Mrs. Tyson made no answer. She placed the lamp on the table. Endicott was still seated at his table in the window with his back to the room. But he had thrown back his head, and he saw the circle of reflected light upon the ceiling shake and quiver as Mrs. Tyson put the lamp down. The glass chimney, too, rattled as though her hands were shaking.
"I am very sorry indeed," he continued.
Mrs. Tyson dropped upon her knees and began to pick up the broken pieces from the floor.
"It doesn't matter at all, sir," she said, and Endicott was surprised by the utter tonelessness of her voice. He knew that she set great store upon this set of china; she had boasted of it. Yet now that it was spoilt she spoke of it with complete indifference. He turned round in his chair and watched her picking up the fragments--watched her idly until she sobbed.
"Good heavens," he cried, "I knew that you valued it, Mrs. Tyson, but--" and then he stopped. For she turned to him and he knew that there was more than the china teapot at the bottom of her trouble. Her face, white and shaking and wet with tears, was terrible to see.
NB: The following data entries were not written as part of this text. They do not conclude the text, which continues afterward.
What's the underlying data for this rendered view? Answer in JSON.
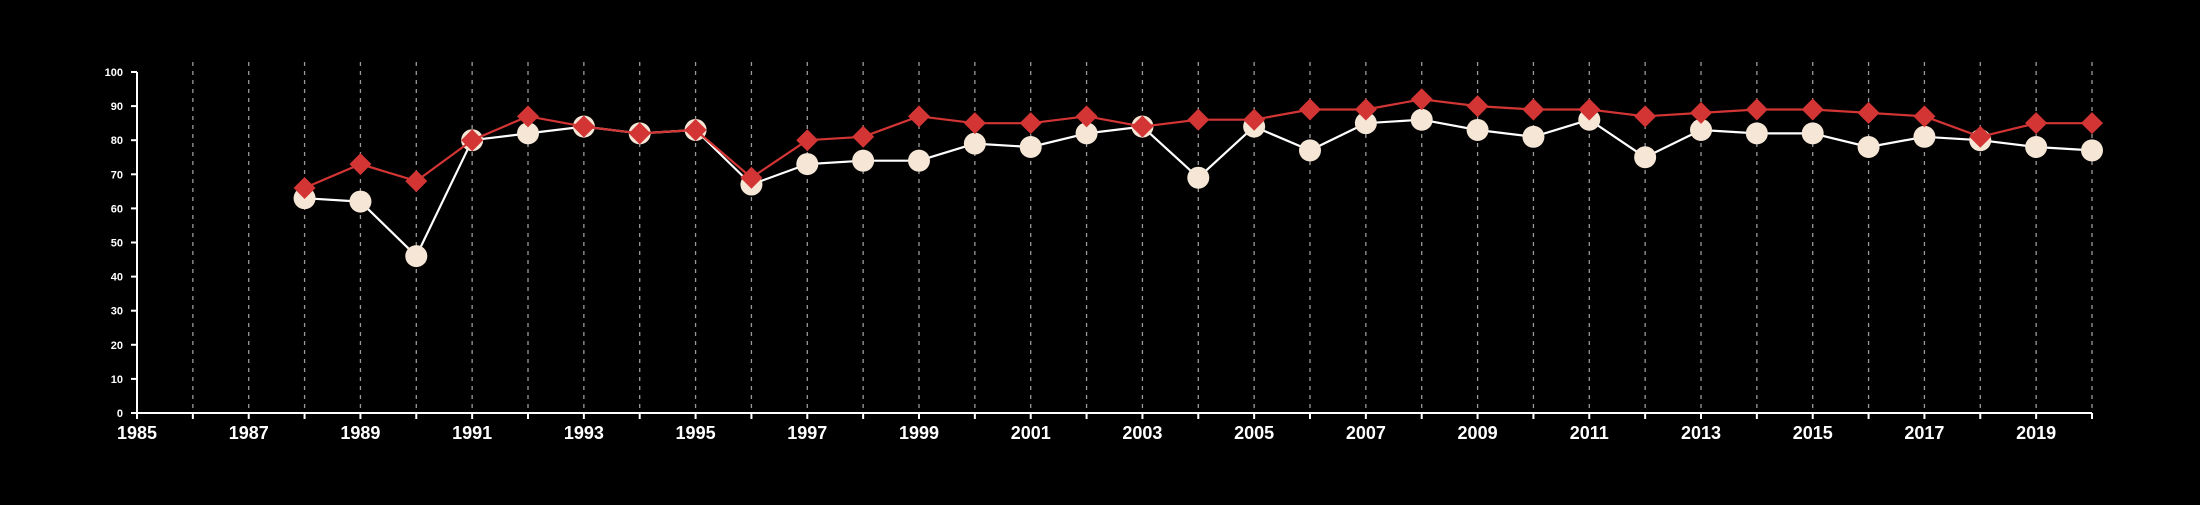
{
  "chart_data": {
    "type": "line",
    "title": "",
    "xlabel": "",
    "ylabel": "",
    "xlim": [
      1985,
      2020
    ],
    "ylim": [
      0,
      100
    ],
    "yticks": [
      0,
      10,
      20,
      30,
      40,
      50,
      60,
      70,
      80,
      90,
      100
    ],
    "xtick_labels": [
      1985,
      1987,
      1989,
      1991,
      1993,
      1995,
      1997,
      1999,
      2001,
      2003,
      2005,
      2007,
      2009,
      2011,
      2013,
      2015,
      2017,
      2019
    ],
    "vertical_grid": "dashed, every year",
    "legend": "none",
    "background_color": "#000000",
    "x": [
      1988,
      1989,
      1990,
      1991,
      1992,
      1993,
      1994,
      1995,
      1996,
      1997,
      1998,
      1999,
      2000,
      2001,
      2002,
      2003,
      2004,
      2005,
      2006,
      2007,
      2008,
      2009,
      2010,
      2011,
      2012,
      2013,
      2014,
      2015,
      2016,
      2017,
      2018,
      2019,
      2020
    ],
    "series": [
      {
        "marker": "circle",
        "line_color": "#ffffff",
        "marker_color": "#f5e6d6",
        "values": [
          63,
          62,
          46,
          80,
          82,
          84,
          82,
          83,
          67,
          73,
          74,
          74,
          79,
          78,
          82,
          84,
          69,
          84,
          77,
          85,
          86,
          83,
          81,
          86,
          75,
          83,
          82,
          82,
          78,
          81,
          80,
          78,
          77
        ]
      },
      {
        "marker": "diamond",
        "line_color": "#d33535",
        "marker_color": "#d33535",
        "values": [
          66,
          73,
          68,
          80,
          87,
          84,
          82,
          83,
          69,
          80,
          81,
          87,
          85,
          85,
          87,
          84,
          86,
          86,
          89,
          89,
          92,
          90,
          89,
          89,
          87,
          88,
          89,
          89,
          88,
          87,
          81,
          85,
          85
        ]
      }
    ]
  }
}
There was a horror upon it as though she had beheld things not allowed, and a hopeless pain in her eyes as though she was sure that the appalling vision would never pass. But all she did was to repeat her phrase.
"It doesn't matter at all, sir."
Endicott started up and laid his hand upon her shoulder.
"What has happened, Mrs. Tyson?"
"Oh, I can't tell you, sir." She knelt upon the floor and covered her face with her hands and wept as Endicott had never dreamed that a human being could weep. Fear seized upon him and held him till he shivered with the chill of it. The woman had come in by the inner door. In the hall, then, was to be found the cause of her horror. He lifted the lamp and hurried towards it, but to reach the door he had to pass the screen which Elsie had arranged on the day of their coming. And at the screen he stopped. The terror which may come to a man once in his life clutched his heart so that he choked. For behind the screen he saw the gleam of a girl's white frock.
"Elsie," he cried, "you have been all this while here--asleep." For he would not believe the thing he knew.